Two Strange InterestS
「だって、見てみたいんだもん。バイト中はあんまり来ないで欲しいって言うから……私、一応遠慮してるし」

 一度、冷やかし程度に綾美や大樹君と一緒にお邪魔したことがあるのだが……私たちのマイペースな態度に、彼が泣きそうな顔で「頼むから、俺がバイトしてる間は来ないでくれ」と訴えられたのは、そんなに遠い昔でもない。
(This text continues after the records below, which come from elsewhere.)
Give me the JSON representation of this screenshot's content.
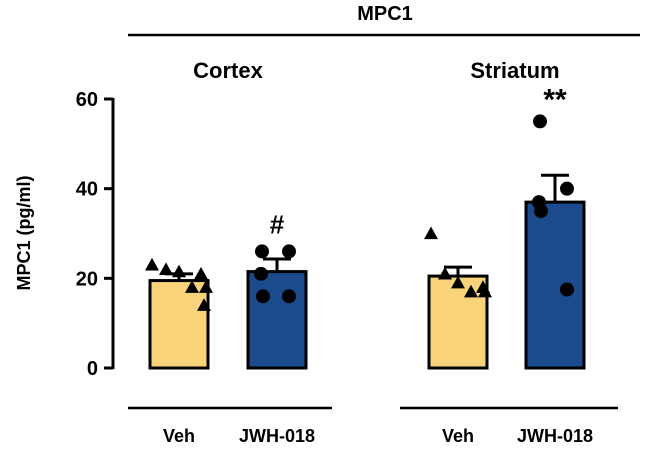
{
  "chart_data": {
    "type": "bar",
    "title": "MPC1",
    "ylabel": "MPC1 (pg/ml)",
    "ylim": [
      0,
      60
    ],
    "yticks": [
      0,
      20,
      40,
      60
    ],
    "colors": {
      "Veh": "#f8d37a",
      "JWH-018": "#1b4b8c"
    },
    "groups": [
      {
        "name": "Cortex",
        "bars": [
          {
            "label": "Veh",
            "mean": 19.5,
            "sem": 1.5,
            "marker": "triangle",
            "points": [
              23,
              22,
              21.5,
              18,
              14,
              18,
              21
            ]
          },
          {
            "label": "JWH-018",
            "mean": 21.5,
            "sem": 2.8,
            "marker": "circle",
            "annotation": "#",
            "points": [
              26,
              26,
              21,
              16,
              16
            ]
          }
        ]
      },
      {
        "name": "Striatum",
        "bars": [
          {
            "label": "Veh",
            "mean": 20.5,
            "sem": 2.0,
            "marker": "triangle",
            "points": [
              30,
              21,
              19,
              17,
              18,
              17
            ]
          },
          {
            "label": "JWH-018",
            "mean": 37,
            "sem": 6,
            "marker": "circle",
            "annotation": "**",
            "points": [
              55,
              40,
              37,
              35,
              17.5
            ]
          }
        ]
      }
    ]
  }
}
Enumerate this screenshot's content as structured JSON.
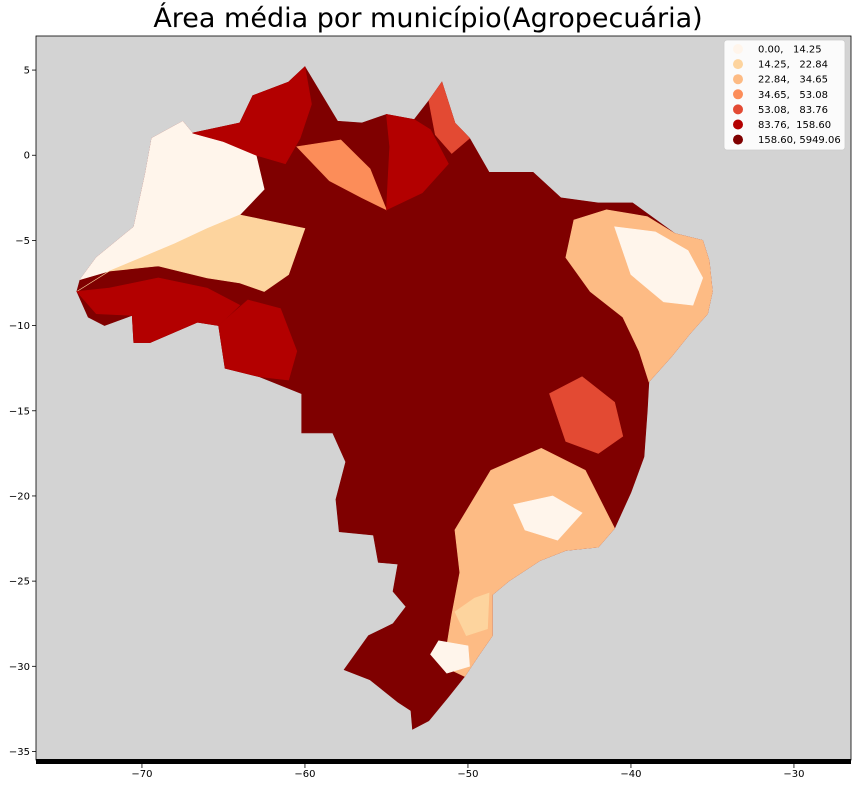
{
  "title": "Área média por município(Agropecuária)",
  "chart_data": {
    "type": "choropleth-map",
    "title": "Área média por município(Agropecuária)",
    "xlim": [
      -76.5,
      -26.5
    ],
    "ylim": [
      -35.5,
      7.0
    ],
    "x_ticks": [
      -70,
      -60,
      -50,
      -40,
      -30
    ],
    "y_ticks": [
      5,
      0,
      -5,
      -10,
      -15,
      -20,
      -25,
      -30,
      -35
    ],
    "x_tick_labels": [
      "−70",
      "−60",
      "−50",
      "−40",
      "−30"
    ],
    "y_tick_labels": [
      "5",
      "0",
      "−5",
      "−10",
      "−15",
      "−20",
      "−25",
      "−30",
      "−35"
    ],
    "background_color": "#d3d3d3",
    "legend_position": "top-right",
    "legend": [
      {
        "label": "0.00,   14.25",
        "color": "#fff5eb"
      },
      {
        "label": "14.25,   22.84",
        "color": "#fdd49e"
      },
      {
        "label": "22.84,   34.65",
        "color": "#fdbb84"
      },
      {
        "label": "34.65,   53.08",
        "color": "#fc8d59"
      },
      {
        "label": "53.08,   83.76",
        "color": "#e34a33"
      },
      {
        "label": "83.76,  158.60",
        "color": "#b30000"
      },
      {
        "label": "158.60, 5949.06",
        "color": "#7f0000"
      }
    ]
  }
}
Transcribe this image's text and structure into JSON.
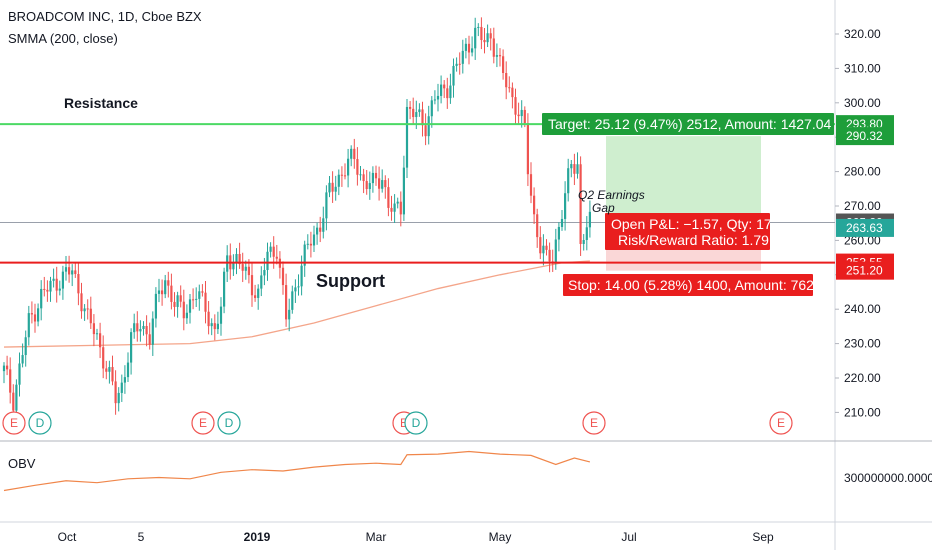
{
  "header": {
    "title": "BROADCOM INC, 1D, Cboe BZX",
    "indicator": "SMMA (200, close)"
  },
  "obv_panel": {
    "label": "OBV",
    "value_label": "300000000.0000"
  },
  "colors": {
    "up": "#26a69a",
    "down": "#ef5350",
    "resistance": "#4cd964",
    "support": "#e91e1e",
    "smma": "#f4a58a",
    "obv": "#f0864a",
    "target_fill": "#bfe8bf",
    "stop_fill": "#f8c9c9",
    "target_tag": "#1e9e3a",
    "stop_tag": "#e91e1e"
  },
  "annotations": {
    "resistance": "Resistance",
    "support": "Support",
    "target": "Target: 25.12 (9.47%) 2512, Amount: 1427.04",
    "pnl_line1": "Open P&L: −1.57, Qty: 17",
    "pnl_line2": "Risk/Reward Ratio: 1.79",
    "stop": "Stop: 14.00 (5.28%) 1400, Amount: 762",
    "earnings_line1": "Q2 Earnings",
    "earnings_line2": "Gap"
  },
  "events": [
    "E",
    "D",
    "E",
    "D",
    "E",
    "D",
    "E",
    "E"
  ],
  "chart_data": {
    "type": "candlestick",
    "title": "BROADCOM INC, 1D, Cboe BZX",
    "y_ticks": [
      210,
      220,
      230,
      240,
      250,
      260,
      270,
      280,
      290,
      300,
      310,
      320
    ],
    "y_tick_labels": [
      "210.00",
      "220.00",
      "230.00",
      "240.00",
      "250.00",
      "260.00",
      "270.00",
      "280.00",
      "290.00",
      "300.00",
      "310.00",
      "320.00"
    ],
    "x_tick_labels": [
      "Oct",
      "5",
      "2019",
      "Mar",
      "May",
      "Jul",
      "Sep"
    ],
    "price_tags": [
      {
        "value": 293.8,
        "label": "293.80",
        "color": "#1e9e3a"
      },
      {
        "value": 290.32,
        "label": "290.32",
        "color": "#1e9e3a"
      },
      {
        "value": 265.2,
        "label": "265.20",
        "color": "#555555"
      },
      {
        "value": 263.63,
        "label": "263.63",
        "color": "#26a69a"
      },
      {
        "value": 253.55,
        "label": "253.55",
        "color": "#e91e1e"
      },
      {
        "value": 251.2,
        "label": "251.20",
        "color": "#e91e1e"
      }
    ],
    "resistance": 293.8,
    "support": 253.55,
    "position": {
      "entry": 265.2,
      "target": 290.32,
      "stop": 251.2
    },
    "price_path": [
      [
        0,
        222
      ],
      [
        3,
        214
      ],
      [
        8,
        236
      ],
      [
        12,
        244
      ],
      [
        18,
        249
      ],
      [
        22,
        251
      ],
      [
        24,
        246
      ],
      [
        27,
        237
      ],
      [
        30,
        232
      ],
      [
        33,
        223
      ],
      [
        36,
        214
      ],
      [
        38,
        218
      ],
      [
        41,
        231
      ],
      [
        44,
        236
      ],
      [
        47,
        232
      ],
      [
        50,
        245
      ],
      [
        52,
        249
      ],
      [
        55,
        241
      ],
      [
        58,
        240
      ],
      [
        62,
        244
      ],
      [
        65,
        241
      ],
      [
        68,
        233
      ],
      [
        70,
        240
      ],
      [
        72,
        256
      ],
      [
        75,
        254
      ],
      [
        79,
        249
      ],
      [
        82,
        244
      ],
      [
        85,
        256
      ],
      [
        88,
        258
      ],
      [
        91,
        237
      ],
      [
        93,
        244
      ],
      [
        96,
        253
      ],
      [
        99,
        260
      ],
      [
        102,
        265
      ],
      [
        105,
        274
      ],
      [
        109,
        280
      ],
      [
        113,
        284
      ],
      [
        116,
        277
      ],
      [
        119,
        276
      ],
      [
        122,
        279
      ],
      [
        124,
        270
      ],
      [
        126,
        268
      ],
      [
        128,
        270
      ],
      [
        130,
        298
      ],
      [
        133,
        296
      ],
      [
        136,
        294
      ],
      [
        139,
        301
      ],
      [
        143,
        305
      ],
      [
        146,
        310
      ],
      [
        149,
        316
      ],
      [
        152,
        320
      ],
      [
        155,
        318
      ],
      [
        157,
        320
      ],
      [
        160,
        310
      ],
      [
        163,
        304
      ],
      [
        166,
        297
      ],
      [
        168,
        292
      ],
      [
        169,
        281
      ],
      [
        171,
        267
      ],
      [
        173,
        258
      ],
      [
        175,
        254
      ],
      [
        177,
        256
      ],
      [
        180,
        268
      ],
      [
        183,
        282
      ],
      [
        185,
        283
      ],
      [
        186,
        258
      ],
      [
        188,
        264
      ],
      [
        189,
        265.2
      ]
    ],
    "smma": [
      [
        0,
        229
      ],
      [
        60,
        230
      ],
      [
        80,
        232
      ],
      [
        100,
        236
      ],
      [
        120,
        241
      ],
      [
        140,
        246
      ],
      [
        160,
        250
      ],
      [
        180,
        253.5
      ],
      [
        189,
        254
      ]
    ],
    "obv": [
      [
        0,
        0.3
      ],
      [
        10,
        0.38
      ],
      [
        20,
        0.45
      ],
      [
        30,
        0.42
      ],
      [
        40,
        0.48
      ],
      [
        50,
        0.5
      ],
      [
        60,
        0.48
      ],
      [
        70,
        0.58
      ],
      [
        80,
        0.62
      ],
      [
        90,
        0.6
      ],
      [
        100,
        0.66
      ],
      [
        110,
        0.7
      ],
      [
        120,
        0.72
      ],
      [
        128,
        0.7
      ],
      [
        130,
        0.85
      ],
      [
        140,
        0.86
      ],
      [
        150,
        0.9
      ],
      [
        160,
        0.86
      ],
      [
        170,
        0.84
      ],
      [
        178,
        0.7
      ],
      [
        184,
        0.8
      ],
      [
        189,
        0.74
      ]
    ]
  }
}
 ……まぁ、あれはどう考えても私たちが悪いんだけど……だから、それ以後、薫のバイトの邪魔はしないようにしているんだけど。

「ねぇー、いいでしょー? 着てよ、着てよー」

「やだよ。第一、汚れて洗濯したいから持って帰ってきたのに……洗濯する前の服に腕を通せって言うのか?」

「いいじゃない別に。どうせ、この後シャワー浴びるんでしょ?」

 私が犬のようにせっつくので、薫は一度ため息をつくと、

「……何を期待してるんだか」

 おもむろに、着ていたTシャツを脱いだ。
 おお、何気に生着替えですか? まぁ、今更だけど。

「と、いうわけで薫、コスチュームプレイ、略してコスプレよ!!」

「正直、詳細が意味不明なんですけど……」

 ぶつぶつぼやきながらも、白いブラウスに腕を通してくれる。

「細かいことは気にしないっ☆ もしかしてメイド……じゃないや、執事さんっぽい雰囲気になったりするのかな。ねぇ薫、お嬢様って言って?」

「興奮しないでください、お嬢様?」

 携帯カメラさえ構える私を、びしっと指差しして忠告。
 そして、数分後。


 目の前に現れたのは、完全無欠のウェイターだった。